Foi adaptado ao colorido local e até colorido localmente, quando os
desenhos (e o mundo) ainda eram a preto e branco. Tintin au Congo, de
1930, iria chamar-se aqui Tim-tim em Angola e Tintin en Amérique, a
história com que O Papagaioapresentava o repórter em Portugal, Tim-Tim
na América do Norte. O primeiro Tintin, Tintin au pays des Soviets, um
retrato da Rússia dos sovietes e das suas selvajarias num desenho ainda
incerto e grosseiro, não entrou no Papagaio.
George
Remi, Hergé (RG), colaborador do jornal Le Vingtième Siècle, pode
ter-se inspirado em Léon Degrelle, então repórter do Vingtième, para
criar o Tintin. Na segunda metade dos anos 20, Degrelle percorrera o
México insurgente dos camponeses católicos, da Cristiada, revoltados
contra a política anti-religiosa de Plutarco Elías Calles e escrevera
Mes Aventures au Mexique. Vindo, como Hergé, dos Escuteiros e da Acção
Católica, Degrelle vai ser o fundador do Rex, um movimento de direita
revolucionária e radical que se torna o rosto belga do fascismo. E
Degrelle que, em 1934, se dizia próximo de Maurras e Mussolini mas
hostil ao nacional-socialismo alemão, acaba na Legião Wallonie dos
Waffen-SS. Um curriculum pouco recomendável para alguém que, em Tintin
mon Copain, um livro póstumo, proibido na Bélgica e em França, se
reclama o inspirador da personagem de Hergé.

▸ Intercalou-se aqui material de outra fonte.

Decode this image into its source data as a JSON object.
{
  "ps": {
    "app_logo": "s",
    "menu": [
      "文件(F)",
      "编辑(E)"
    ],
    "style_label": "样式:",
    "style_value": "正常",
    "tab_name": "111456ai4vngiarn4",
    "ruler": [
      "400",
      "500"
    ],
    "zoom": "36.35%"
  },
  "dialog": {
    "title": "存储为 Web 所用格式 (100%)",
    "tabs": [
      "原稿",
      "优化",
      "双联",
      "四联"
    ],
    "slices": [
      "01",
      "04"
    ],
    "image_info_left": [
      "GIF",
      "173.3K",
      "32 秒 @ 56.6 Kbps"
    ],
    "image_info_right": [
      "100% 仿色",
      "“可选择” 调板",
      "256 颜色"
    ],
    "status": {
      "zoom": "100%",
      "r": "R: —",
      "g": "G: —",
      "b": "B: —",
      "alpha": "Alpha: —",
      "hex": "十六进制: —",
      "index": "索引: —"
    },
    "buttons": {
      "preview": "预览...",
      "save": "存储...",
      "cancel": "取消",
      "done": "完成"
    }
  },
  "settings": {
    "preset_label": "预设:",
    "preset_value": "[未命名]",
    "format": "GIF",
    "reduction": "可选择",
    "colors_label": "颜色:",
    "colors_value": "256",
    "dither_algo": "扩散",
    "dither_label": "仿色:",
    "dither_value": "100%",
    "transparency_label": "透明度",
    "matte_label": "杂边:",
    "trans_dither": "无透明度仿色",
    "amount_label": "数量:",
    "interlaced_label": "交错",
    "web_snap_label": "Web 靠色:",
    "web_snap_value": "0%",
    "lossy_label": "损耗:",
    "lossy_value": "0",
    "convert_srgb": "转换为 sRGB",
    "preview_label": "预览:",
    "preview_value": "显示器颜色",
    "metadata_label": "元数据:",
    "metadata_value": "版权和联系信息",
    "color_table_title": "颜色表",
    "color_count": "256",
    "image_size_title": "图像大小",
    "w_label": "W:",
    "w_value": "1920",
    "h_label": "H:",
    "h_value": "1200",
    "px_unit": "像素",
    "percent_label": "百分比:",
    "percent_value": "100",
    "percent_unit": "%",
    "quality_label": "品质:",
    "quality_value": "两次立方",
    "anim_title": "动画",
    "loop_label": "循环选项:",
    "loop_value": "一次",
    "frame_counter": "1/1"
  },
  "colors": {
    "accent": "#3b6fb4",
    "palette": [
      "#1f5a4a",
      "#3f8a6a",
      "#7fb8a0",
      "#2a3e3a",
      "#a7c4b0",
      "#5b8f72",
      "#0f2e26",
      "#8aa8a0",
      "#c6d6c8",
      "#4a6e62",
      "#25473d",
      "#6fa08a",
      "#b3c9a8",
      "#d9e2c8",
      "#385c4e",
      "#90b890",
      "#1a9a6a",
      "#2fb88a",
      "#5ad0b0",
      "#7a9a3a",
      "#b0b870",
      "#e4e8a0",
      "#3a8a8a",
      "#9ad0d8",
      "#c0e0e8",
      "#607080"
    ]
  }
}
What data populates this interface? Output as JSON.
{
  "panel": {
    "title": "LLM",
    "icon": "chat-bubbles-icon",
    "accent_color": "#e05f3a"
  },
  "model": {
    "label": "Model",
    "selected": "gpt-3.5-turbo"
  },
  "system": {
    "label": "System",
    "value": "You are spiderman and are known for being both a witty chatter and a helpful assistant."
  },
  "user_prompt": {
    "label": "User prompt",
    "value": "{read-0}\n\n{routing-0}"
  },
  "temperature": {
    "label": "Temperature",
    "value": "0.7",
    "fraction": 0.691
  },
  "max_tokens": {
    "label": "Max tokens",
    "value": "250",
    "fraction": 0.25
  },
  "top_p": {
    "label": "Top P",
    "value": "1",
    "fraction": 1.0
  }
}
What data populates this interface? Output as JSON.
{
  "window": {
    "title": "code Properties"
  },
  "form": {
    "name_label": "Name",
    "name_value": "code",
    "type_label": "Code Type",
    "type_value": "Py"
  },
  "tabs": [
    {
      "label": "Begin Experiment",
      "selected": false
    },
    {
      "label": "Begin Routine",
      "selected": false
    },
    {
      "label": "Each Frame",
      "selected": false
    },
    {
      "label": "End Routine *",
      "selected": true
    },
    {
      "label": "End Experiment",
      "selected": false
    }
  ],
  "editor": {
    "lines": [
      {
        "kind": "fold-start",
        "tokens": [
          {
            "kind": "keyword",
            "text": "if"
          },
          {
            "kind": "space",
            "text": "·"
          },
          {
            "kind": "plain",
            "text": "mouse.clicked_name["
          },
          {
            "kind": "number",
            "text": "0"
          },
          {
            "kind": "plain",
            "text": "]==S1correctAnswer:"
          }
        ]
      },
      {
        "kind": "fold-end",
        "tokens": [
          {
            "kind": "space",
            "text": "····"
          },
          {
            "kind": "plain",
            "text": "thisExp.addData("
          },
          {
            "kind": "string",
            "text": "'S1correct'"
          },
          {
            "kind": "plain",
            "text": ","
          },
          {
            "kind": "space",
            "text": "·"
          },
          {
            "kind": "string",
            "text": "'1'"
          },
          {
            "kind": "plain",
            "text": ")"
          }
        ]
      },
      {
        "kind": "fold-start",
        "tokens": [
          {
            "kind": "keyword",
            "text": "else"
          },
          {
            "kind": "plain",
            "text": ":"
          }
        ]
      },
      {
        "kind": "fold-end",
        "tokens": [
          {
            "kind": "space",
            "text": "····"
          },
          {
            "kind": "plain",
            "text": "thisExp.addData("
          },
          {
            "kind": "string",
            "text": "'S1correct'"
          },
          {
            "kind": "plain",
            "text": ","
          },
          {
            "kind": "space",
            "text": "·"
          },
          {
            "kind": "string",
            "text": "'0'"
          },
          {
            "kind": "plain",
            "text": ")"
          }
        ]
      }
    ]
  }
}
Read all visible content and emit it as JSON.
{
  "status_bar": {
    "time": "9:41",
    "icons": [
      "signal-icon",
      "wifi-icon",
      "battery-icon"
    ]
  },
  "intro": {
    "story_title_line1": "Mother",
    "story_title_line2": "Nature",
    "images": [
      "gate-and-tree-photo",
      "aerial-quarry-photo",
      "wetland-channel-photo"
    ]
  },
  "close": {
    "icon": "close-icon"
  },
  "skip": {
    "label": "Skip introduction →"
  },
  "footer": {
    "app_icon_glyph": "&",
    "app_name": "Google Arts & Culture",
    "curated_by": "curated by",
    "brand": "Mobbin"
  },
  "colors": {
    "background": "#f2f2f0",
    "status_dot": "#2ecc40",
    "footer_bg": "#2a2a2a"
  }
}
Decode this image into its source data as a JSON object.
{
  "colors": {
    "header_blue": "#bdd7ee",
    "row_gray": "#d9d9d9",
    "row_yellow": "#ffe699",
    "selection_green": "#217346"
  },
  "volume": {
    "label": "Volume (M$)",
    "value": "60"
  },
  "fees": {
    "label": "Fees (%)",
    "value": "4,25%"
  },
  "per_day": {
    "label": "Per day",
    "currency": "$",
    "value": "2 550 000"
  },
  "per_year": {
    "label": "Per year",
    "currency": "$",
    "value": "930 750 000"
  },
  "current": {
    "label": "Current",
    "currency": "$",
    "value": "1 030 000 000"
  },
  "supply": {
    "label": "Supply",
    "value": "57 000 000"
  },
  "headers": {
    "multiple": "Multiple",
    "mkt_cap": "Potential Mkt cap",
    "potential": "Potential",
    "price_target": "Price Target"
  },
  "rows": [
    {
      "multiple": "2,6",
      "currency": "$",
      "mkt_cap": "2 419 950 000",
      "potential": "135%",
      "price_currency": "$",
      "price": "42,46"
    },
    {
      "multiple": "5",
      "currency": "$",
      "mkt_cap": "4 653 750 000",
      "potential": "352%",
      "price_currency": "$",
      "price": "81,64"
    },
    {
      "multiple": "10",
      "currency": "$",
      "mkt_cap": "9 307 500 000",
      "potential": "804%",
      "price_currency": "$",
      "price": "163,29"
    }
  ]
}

Tintin, como toda a ficção, é susceptível de interpretações políticas e é, por vezes, explicitamente político: do anticomunismo de Tintin au pays des Soviets ao colonialismo paternalista do Tintin au Congo ou ao anti-imperialismo de Le lotus bleu. Não é, assim, de estranhar que Tintin e o seu criador, Hergé, sejam agora um dos muitos alvos da perseguição e da purga da nova polícia da moral e dos bons costumes presentes e passados, sempre atenta às supostas susceptibilidades das suas vítimas de eleição e sempre alheada de tudo o resto.
No
contexto histórico do final dos anos 20, princípios dos anos 30, a
Europa, ainda e sempre consciente da sua “missão civilizacional”, estava
também radicalizada internamente, debatendo-se com “o perigo
comunista”, um perigo real que contribuíra à partida para essa mesma
radicalização. E o Petit Vingtième, o suplemento juvenil do católico Le
Vingtième Siècle, do padre Norbert Wallez, era declaradamente
anticomunista: daí que a história pioneira do repórter de Hergé tenha
lugar no país dos sovietes.
Tintin e os censores
A
incursão de Tintin no Congo Belga, em 1930, apresenta uma imagem de
inequívoco colonialismo paternalista, imagem que, logo no imediato
pós-guerra, Hergé não deixa de corrigir. E a caçada-massacre de animais
selvagens também fere o espírito do nosso tempo, mais tolerante para com
outros massacres. De qualquer forma, “os maus” da história não são ali
os negros do Congo mas uns gangsters brancos, ligados a Al Capone, que
pretendem controlar o comércio de diamantes da colónia.
A
história de Tintin no Congo tem, agora, quase cem anos; mas como para
os novos apóstolos da higienização histórica e ficcional nunca é tarde
para um bom auto de fé, tal não impediu que os álbuns de Hergé fossem
recentemente queimados no Canadá.
Todos
nós, os que pertencemos à geração que acabou por fazer a transição
entre a África colonial, de dominação europeia, e a África independente,
estamos conscientes dos clichés que eram então dominantes entre
colonizadores e colonizados. Os clichés que pintavam os colonizadores
como imaculados civilizadores e os colonizados como seres tribalizados,
fragmentados em etnias e clãs, ignorantes, primitivos, infantis,
preguiçosos. Mas quem, senão um grande escritor, como Céline, em Voyage
au bout de la nuit, ou um Henrique Galvão ou um Castro Soromenho, ou o
ocasional missionário ou antropólogo escapava então a estes clichés?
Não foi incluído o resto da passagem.